While our niche audience of corporate executives responsible for site location decisions is an elusive bunch and doesn’t always react to the typical marketing tactics other B2B marketers use, we nevertheless combed through the research from outside economic development and uncovered the following insights for EDOs to consider in the New Year. Both marketers and business developers should take note.
1. Targeting “The Insiders”
Conventional wisdom tells us that CXOs are usually the ones making big business decisions. However, according to this infographic from ToTheWeb.com, 81% of non-C-suiters have a say in B2B purchase decisions. We’d call these “the insiders” who play into the final call. DCI has noticed the same trend from our own analysis, where meetings we’ve arranged were evenly dispersed across operations, human resources, real estate, legal and strategy VPs or directors, depending on the size of the company.
2. Be Search Engine Savvy
C-Level decision makers are increasingly using main stream search engines to find information themselves. The same infographic above tells us that 71% of B2B buyers start in a generic search query with one of two intents: to inform or to purchase. And 90% of B2B buyers online use search specifically to research business purchases. This would support one of DCI’s key findings from our Web-to-Leads analytics, which shows that 68% of companies that became lead opportunities reached an EDO’s website from Google, by far the most common source of visitation.
3. Know When to Reach Them…
Thinking strategically about email distribution timing may just boost open rates. According to Marketing Sherpa, the highest level job title segment has the highest open rate — by a pretty wide margin — on Sunday mornings between 7 a.m. and 9 a.m. Your “workweek” just became a bit more interesting! This research is supported by CEO.com, which found that that CEOs spend an average of 2.4 hours working on weekends, and are mostly likely to wake up by 6 a.m.
4. …And Where to Find Them
Myth: C-suite decision makers do not click on display ads.
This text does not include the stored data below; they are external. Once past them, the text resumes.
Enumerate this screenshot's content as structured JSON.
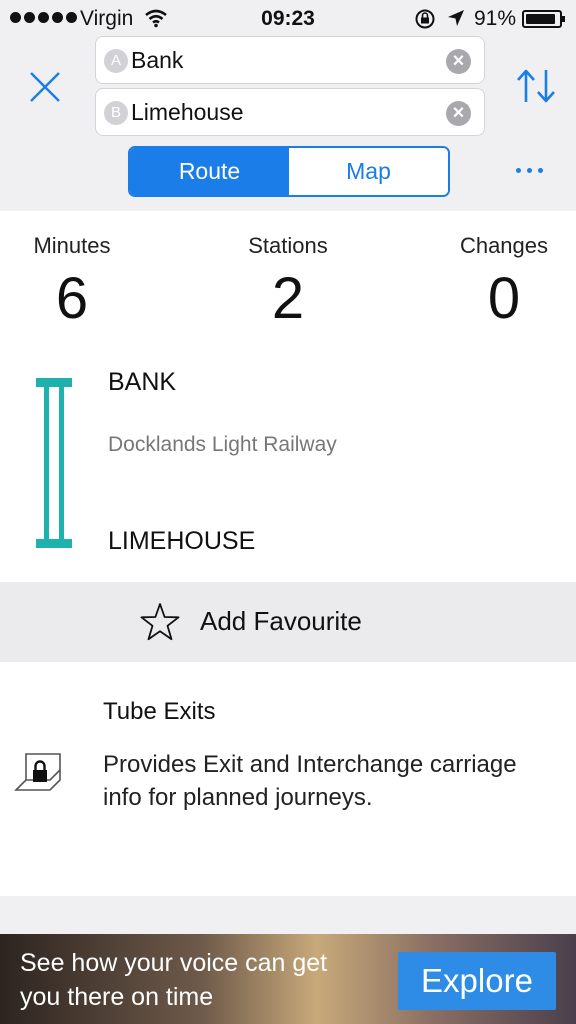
{
  "status_bar": {
    "carrier": "Virgin",
    "time": "09:23",
    "battery": "91%",
    "battery_level": 0.91
  },
  "journey": {
    "from_badge": "A",
    "from": "Bank",
    "to_badge": "B",
    "to": "Limehouse",
    "tabs": [
      {
        "label": "Route",
        "active": true
      },
      {
        "label": "Map",
        "active": false
      }
    ]
  },
  "summary": {
    "minutes_label": "Minutes",
    "minutes": "6",
    "stations_label": "Stations",
    "stations": "2",
    "changes_label": "Changes",
    "changes": "0"
  },
  "route": {
    "from_stop": "BANK",
    "line": "Docklands Light Railway",
    "to_stop": "LIMEHOUSE",
    "line_color": "#1eb1ad"
  },
  "favourite": {
    "label": "Add Favourite"
  },
  "promo": {
    "title": "Tube Exits",
    "description": "Provides Exit and Interchange carriage info for planned journeys."
  },
  "ad": {
    "text": "See how your voice can get you there on time",
    "cta": "Explore"
  },
  "colors": {
    "accent": "#1a7de8",
    "dlr": "#1eb1ad"
  }
}
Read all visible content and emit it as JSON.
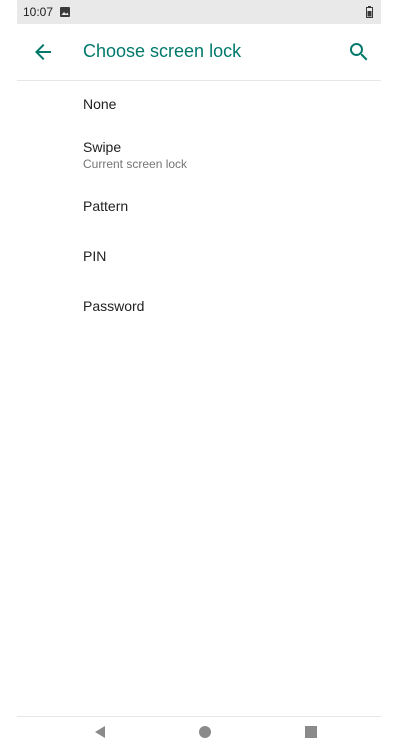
{
  "status_bar": {
    "time": "10:07",
    "icons": [
      "image-notification-icon",
      "battery-icon"
    ]
  },
  "app_bar": {
    "title": "Choose screen lock",
    "back_icon": "arrow-back-icon",
    "search_icon": "search-icon",
    "accent_color": "#00796b"
  },
  "lock_options": [
    {
      "title": "None",
      "subtitle": ""
    },
    {
      "title": "Swipe",
      "subtitle": "Current screen lock"
    },
    {
      "title": "Pattern",
      "subtitle": ""
    },
    {
      "title": "PIN",
      "subtitle": ""
    },
    {
      "title": "Password",
      "subtitle": ""
    }
  ],
  "nav_bar": {
    "icons": [
      "nav-back-icon",
      "nav-home-icon",
      "nav-recents-icon"
    ]
  }
}
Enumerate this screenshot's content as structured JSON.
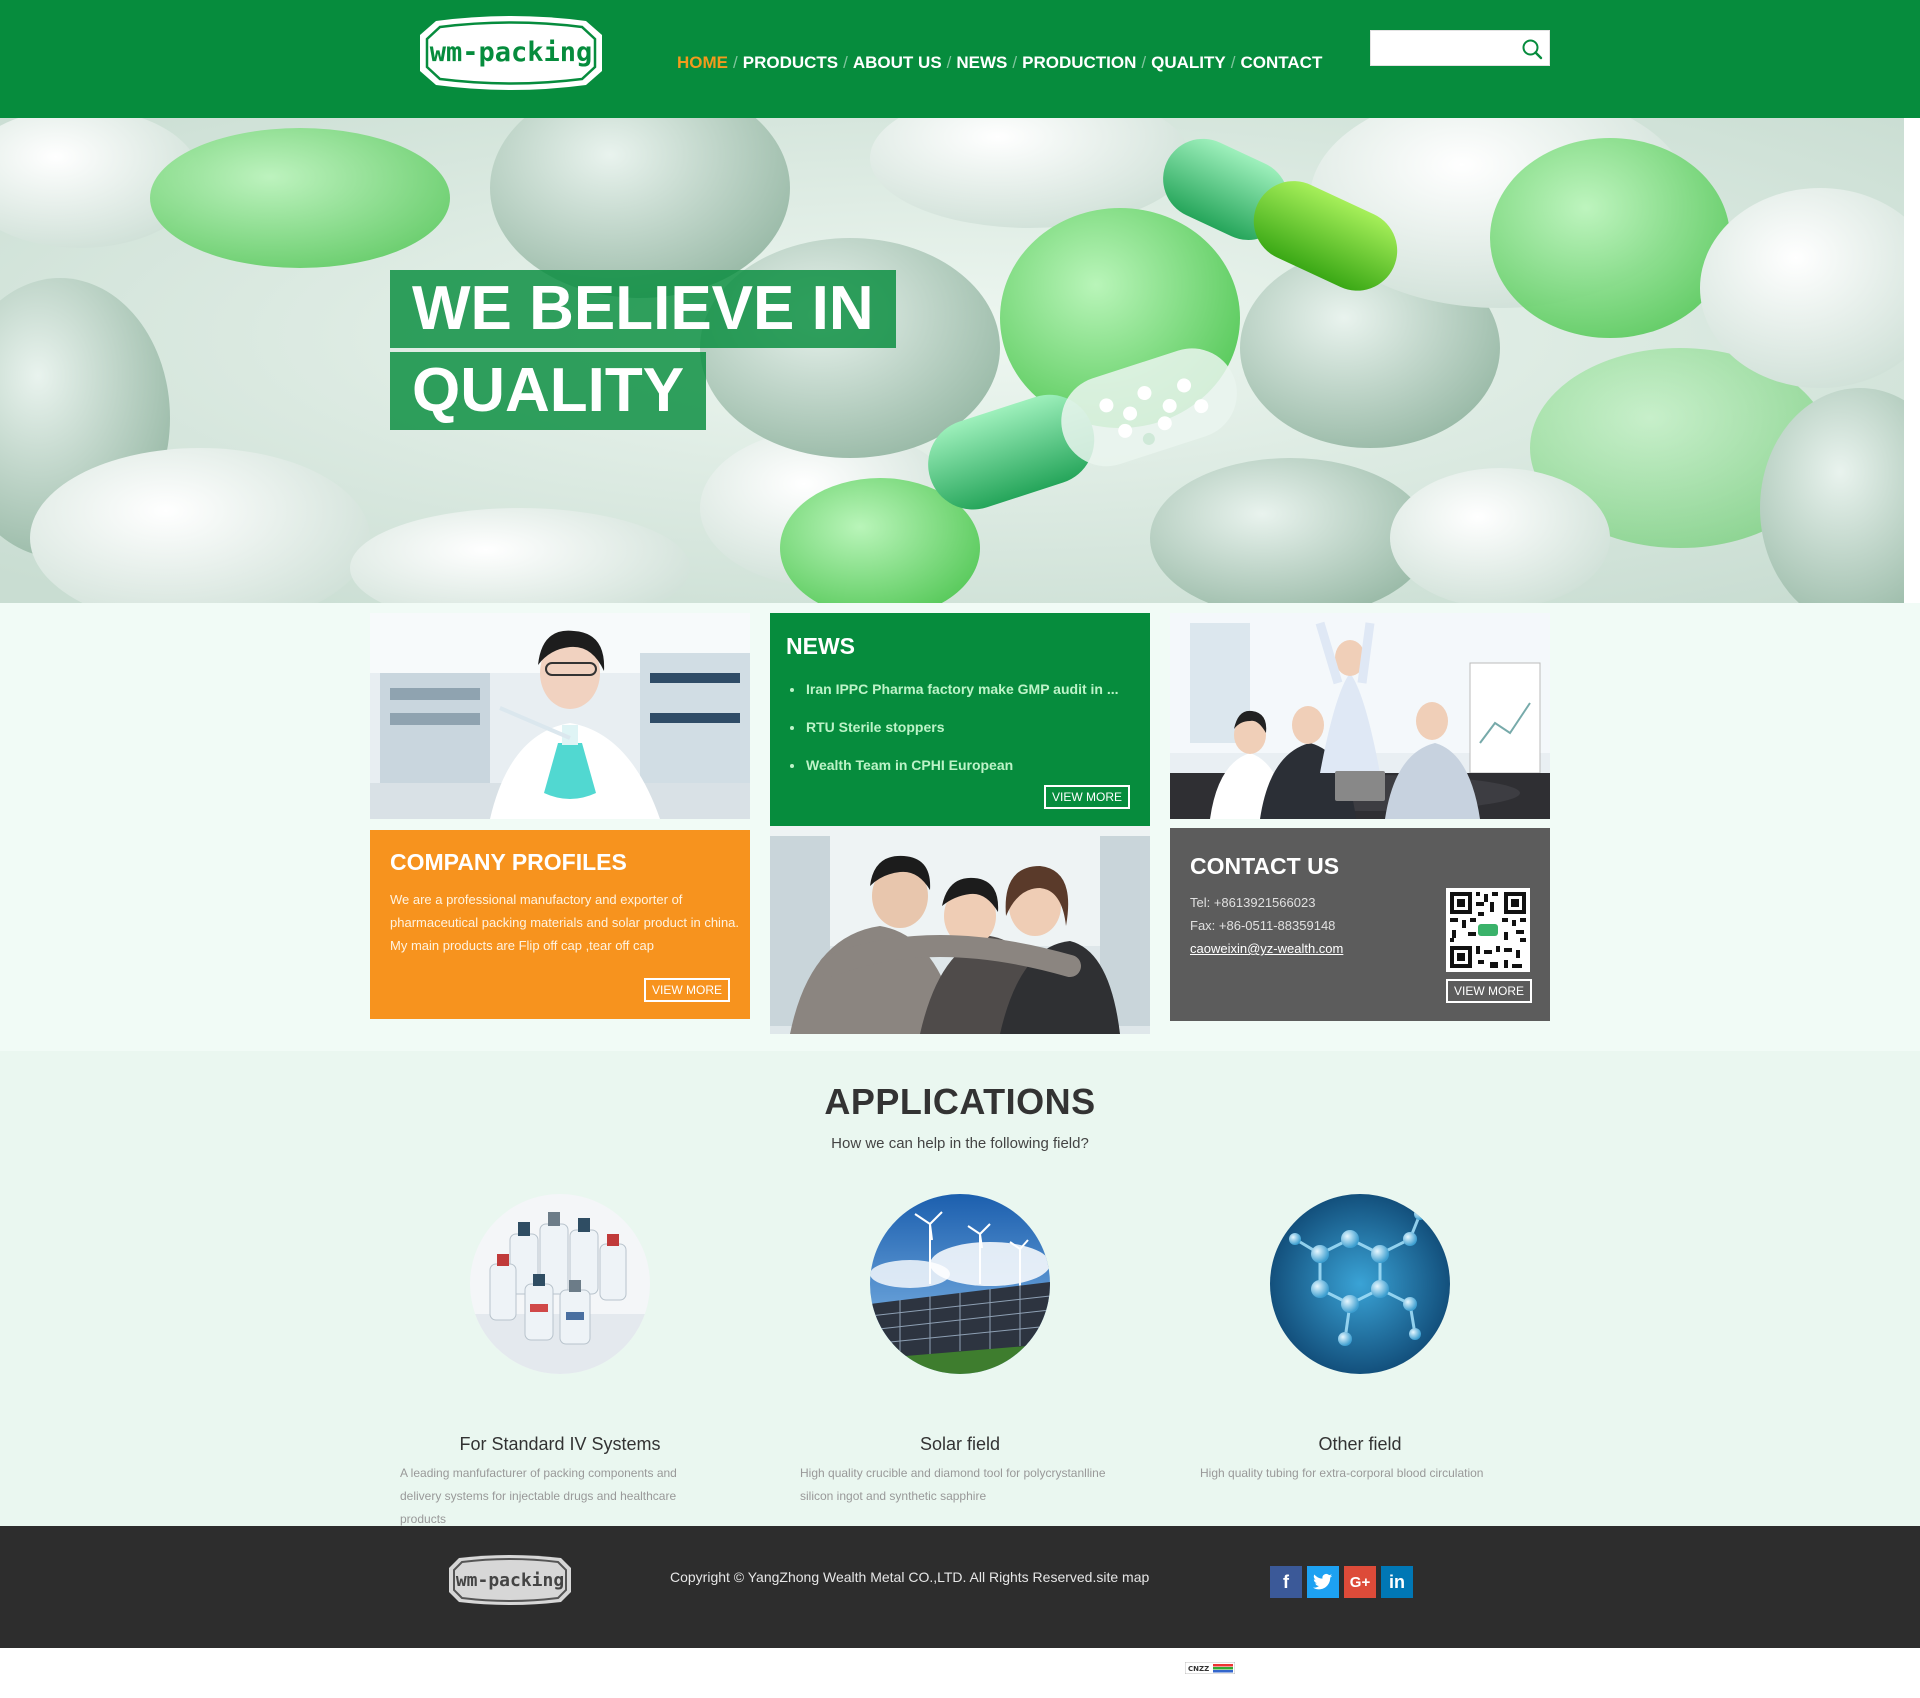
{
  "header": {
    "logo_text": "wm-packing",
    "nav": [
      "HOME",
      "PRODUCTS",
      "ABOUT US",
      "NEWS",
      "PRODUCTION",
      "QUALITY",
      "CONTACT"
    ],
    "nav_separator": "/",
    "active_nav": "HOME",
    "search": {
      "value": "",
      "placeholder": ""
    },
    "colors": {
      "bar": "#068c3d",
      "active": "#f39a1d"
    }
  },
  "hero": {
    "line1": "WE BELIEVE IN",
    "line2": "QUALITY"
  },
  "news": {
    "title": "NEWS",
    "items": [
      "Iran IPPC Pharma factory make GMP audit in ...",
      "RTU Sterile stoppers",
      "Wealth Team in CPHI European"
    ],
    "button": "VIEW MORE"
  },
  "profile": {
    "title": "COMPANY PROFILES",
    "text": "We are a professional manufactory and exporter of pharmaceutical packing materials and solar product in china. My main products are Flip off cap ,tear off cap",
    "button": "VIEW MORE"
  },
  "contact": {
    "title": "CONTACT US",
    "tel": "Tel: +8613921566023",
    "fax": "Fax: +86-0511-88359148",
    "email": "caoweixin@yz-wealth.com",
    "button": "VIEW MORE"
  },
  "applications": {
    "title": "APPLICATIONS",
    "subtitle": "How we can help in the following field?",
    "items": [
      {
        "title": "For Standard IV Systems",
        "desc": "A leading manfufacturer of packing components and delivery systems for injectable drugs and healthcare products",
        "icon": "iv-bottles-image"
      },
      {
        "title": "Solar field",
        "desc": "High quality crucible and diamond tool for polycrystanlline silicon ingot and synthetic sapphire",
        "icon": "solar-panels-image"
      },
      {
        "title": "Other field",
        "desc": "High quality tubing for extra-corporal blood circulation",
        "icon": "molecule-image"
      }
    ]
  },
  "footer": {
    "logo_text": "wm-packing",
    "copyright": "Copyright © YangZhong Wealth Metal CO.,LTD.  All Rights Reserved.site map",
    "social": [
      "f",
      "t",
      "G+",
      "in"
    ]
  },
  "badge": "CNZZ"
}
Myth Buster: Actually, according to B2B marketing-tech firm Bizo, they often engage with and take action based on banner ads. So, where should such ads be placed? The C-suite spends the most time on sites for job searches, rental cars, training and education, and online trading. Executives also spend time on business news sites, business databases and tools, financial information and advice sites, and vertical industry sites. We can think of a few applications here…
5. Talk the Talk
The roles of the C-suite are shifting towards more strategic thinking and planning. Conversations with the C-suite should follow suit. According to CMO.com, executives value business expertise 4 times more than conversations about products and services. It’s no secret that having a working knowledge of trends, events and industry changes important to your target C-suiter builds rapport, but there’s an awful lot of “look at me” marketing out there in the economic development space as well. How can EDOs supply more of the expertise executives seek? The answer should drive your strategy in 2017.
Reflecting on the five takeaways above, a lot of the information we’re seeing points to an increasingly digital approach to lead generation.